A short and efficient workaround
Getting a patch into the kernel, and having it released, is not something that happen overnight. I, therefore, started writing my own workaround, based on all the knowledge gathered while troubleshooting the issue. Fortunately, I learned how to use tc(8) back then when I was administrating a large infrastructure of containers for my startup Harmony Hosting, in order to provide bandwidth guarantees to our customers and help to mitigate DDoS attacks. Coping with such race condition requires nothing but introducing a small amount of artificial latency to every AAAA packets. Using iptables, we can mark UDP traffic destined to the port exposing our DNS server, that have the DNS query bits set (inexpensive check) and that contain at least one question with QTYPE=AAAA. We need to be cautious due to the existing marks, and use a proper mask. With tc, we can route the marked traffic using a two bands priomap to a netem that will introduce a few milliseconds worth of latency, and the rest to a standard fq_codel. Additionally, we need to do our DPI and traffic shaping on the right interface, as Weave will encapsulate and encrypt traffic using IPSec (ESP), obfuscating everything. The good news though is that the Weave interface is a virtual interface and is therefore set to noqueue by default, we won’t need to worry about mq or about grafting qdiscs to specific TX/RX queues or CPU cores, which makes the script extremely simple.
Finally, we can build a very simple container image with the iproute2 package only, and run it alongside the Weave’s containers in its DaemonSet.
Conclusion
All in all, given the current adoption of Kubernetes, it is quite surprising that only a few Kubernetes engineers noticed this omnipresent and highly disruptive issue, which may be because networking conditions may not be as favorable everywhere for that race, or a symptom of a lack of monitoring overall.
However, I am thrilled to see that we ended up with a workaround that consists of 10 lines of bash and 10 lines of YAML, that do not require maintaining patches anywhere, or pushing any changes down to our users, and that reduce the likelihood of the races happening down to far less than a percent. And along the way, we also picked up a change that truncates the number of DNS roundtrips dramatically!

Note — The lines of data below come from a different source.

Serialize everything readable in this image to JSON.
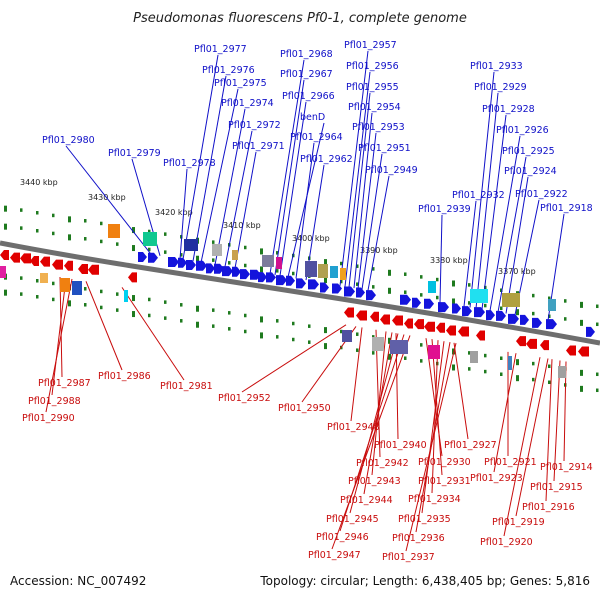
{
  "title": "Pseudomonas fluorescens Pf0-1, complete genome",
  "accession": "Accession: NC_007492",
  "summary": "Topology: circular; Length: 6,438,405 bp; Genes: 5,816",
  "colors": {
    "forward": "#1414dc",
    "reverse": "#e00000",
    "label_top": "#1010c8",
    "label_bot": "#c80c0c",
    "ticks": "#1e7a1e"
  },
  "kbp_labels": [
    "3440 kbp",
    "3430 kbp",
    "3420 kbp",
    "3410 kbp",
    "3400 kbp",
    "3390 kbp",
    "3380 kbp",
    "3370 kbp"
  ],
  "top_labels": [
    "Pfl01_2977",
    "Pfl01_2976",
    "Pfl01_2975",
    "Pfl01_2974",
    "Pfl01_2972",
    "Pfl01_2971",
    "Pfl01_2980",
    "Pfl01_2979",
    "Pfl01_2978",
    "Pfl01_2968",
    "Pfl01_2967",
    "Pfl01_2966",
    "benD",
    "Pfl01_2964",
    "Pfl01_2962",
    "Pfl01_2957",
    "Pfl01_2956",
    "Pfl01_2955",
    "Pfl01_2954",
    "Pfl01_2953",
    "Pfl01_2951",
    "Pfl01_2949",
    "Pfl01_2933",
    "Pfl01_2929",
    "Pfl01_2928",
    "Pfl01_2926",
    "Pfl01_2925",
    "Pfl01_2924",
    "Pfl01_2922",
    "Pfl01_2932",
    "Pfl01_2939",
    "Pfl01_2918"
  ],
  "bottom_labels": [
    "Pfl01_2987",
    "Pfl01_2988",
    "Pfl01_2990",
    "Pfl01_2986",
    "Pfl01_2981",
    "Pfl01_2952",
    "Pfl01_2950",
    "Pfl01_2948",
    "Pfl01_2940",
    "Pfl01_2942",
    "Pfl01_2943",
    "Pfl01_2944",
    "Pfl01_2945",
    "Pfl01_2946",
    "Pfl01_2947",
    "Pfl01_2927",
    "Pfl01_2930",
    "Pfl01_2931",
    "Pfl01_2934",
    "Pfl01_2935",
    "Pfl01_2936",
    "Pfl01_2937",
    "Pfl01_2921",
    "Pfl01_2923",
    "Pfl01_2914",
    "Pfl01_2915",
    "Pfl01_2916",
    "Pfl01_2919",
    "Pfl01_2920"
  ]
}
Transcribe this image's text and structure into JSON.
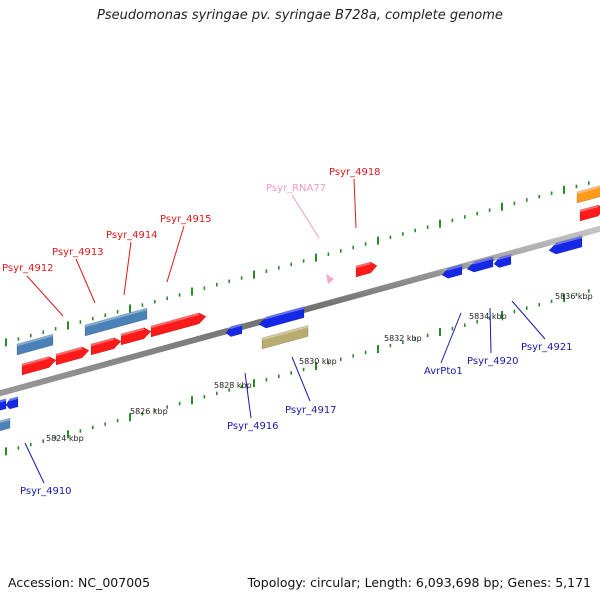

Edit: As mentioned by Duffie Cooley, it would also be possible to run the DNS server on every nodes using a DaemonSet, and specify the node’s IP as the clusterDNS in kubelet’s configuration. This solution is unfortunately unusable for us, as containers with cluster-wide permissions (even read-only) are unable to run on our worker nodes, and as containers do not have direct network access to any of our nodes for security reasons.